Paltrow’s 11-year-old lifestyle and wellness empire is her sole full time job, the Oscar winner confirmed to Variety in February, as she’s resigned her Marvel Universe gig as Iron Man’s better half Pepper Potts.

Instead of giving sound bites about getting red carpet ready or reflecting on Marvel’s remarkable 22-film run, Paltrow sipped a collagen-infused punch and nibbled a quinoa breakfast porridge before hundreds of pristine Goop devotees. This was just before a healing sound bath came ahead of opening remarks, set to the vibrations of plants transmitted through proprietary tech.

An entire campus of experiences awaited the summit, like a workshop on cultivating happiness with optimism doctor Deepika Chopra in a space called the intuition studio. The food studio held advice from Goop health editors and the company’s new podcast host, chef Seamus Mullen. The beauty studio provided stations that taught attendees how to properly massage the face to contour the cheekbone, stimulate the scalp for hair growth and volume, and use aromatherapy to balance genetic and autoimmune conditions.

If this is Paltrow’s new set, she’s a mix between executive producer, studio head and well-placed megastar cameo. She also has a sense of humor about it.

“Don’t worry, the group vaginal steam is optional,” she joked in her opening remarks before unleashing the overwhelmingly female population on the summit. Anchored at the top of the entire space was Goop Hall, a retail epicenter where users could buy everything from her eponymous sportswear line to sex dust to restored farm tables.
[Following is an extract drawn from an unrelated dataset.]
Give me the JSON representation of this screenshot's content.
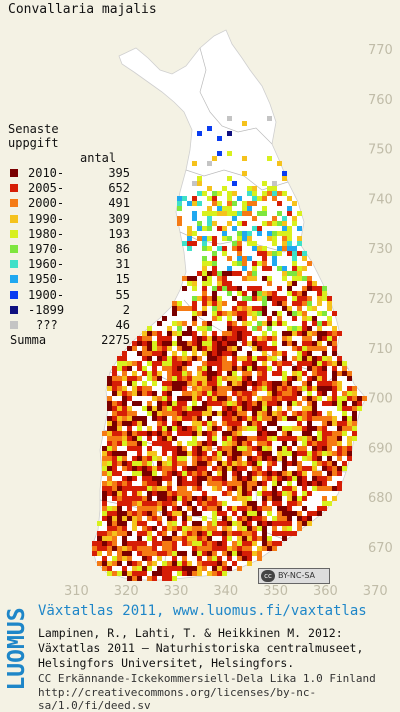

Food was everywhere: organic crudites from Lady and Larder; Kreation wellness shots in glass bottles; Pitfire Pizza made with vegan cashew mozzarella. We saw one chicken breast, served over a kale caesar salad with cabbage and heirloom tomato.

Traces of her old life were present, like her recruiting of Kevin Smith to share his heart attack ordeal on a breakout panel with Mullen and his “Goopfellas” podcast co-host Dr. Will Cole. Between f-bombs, Smith said he shed serious weight through diet and the help of his daughter, actress Harley Quinn Smith. Veganism ultimately did the trick, after many false starts like the potato diet (which is exactly what you think it is).

“The first day was amazing, I ate like nine potatoes. But then I realized I actually hate potatoes, I liked the butter and salt that made mashed potatoes.” Through dramatic portion control, he took off 70 pounds and added years to his life, he said.

Transformation is a key component of Goop’s sales pitch — and it was thoroughly explored in the “evening fireside” conversation that closed the event. Paltrow convened a panel of Hollywood women including Taraji P. Henson, Olivia Wilde, Jessica Alba and former talk show host Busy Philipps for a conversation about pivoting.

When I look at you all, I think of you as trailblazers. Women who are brave enough to take their initial career, turn it into a platform and do things that change the world,” Paltrow said. 

Philipps discussed sharing her personal abortion experience on E!’s since-ended “Busy Tonight,” and tapping into an unacknowledged community of women. Alba expounded on the necessities that led to her toxin-free range of baby, household and beauty products via The Honest Company, while Henson explored the deep sitgma-removing work and “conversation starting” she has done around mental health and the black community through a foundation named for her father Boris Henson. Wilde shared her journey to her upcoming feature directorial debut, “Booksmart,” a rarity for women in Hollywood.

“I had a lot of insecurity about not having gone to film school. I thought, without going to film school, how do I have the right? This happens to be a uniquely female trait. Men don’t think a lot about whether they have the right,” Wilde told the crowd.

“[I realized] my film school has been shadowing these great directors I’ve had a chance to work for. So I got over that,” she said.

After evening cocktails (botanical vodka, courtesy of Ketel One), guests shuffled out past a giant refrigerator stocked with kombucha, boxed alkaline water and matcha lemonade. Beneath the Goop logo was a sign urging: “Help yourself.” As if the day was about anything else.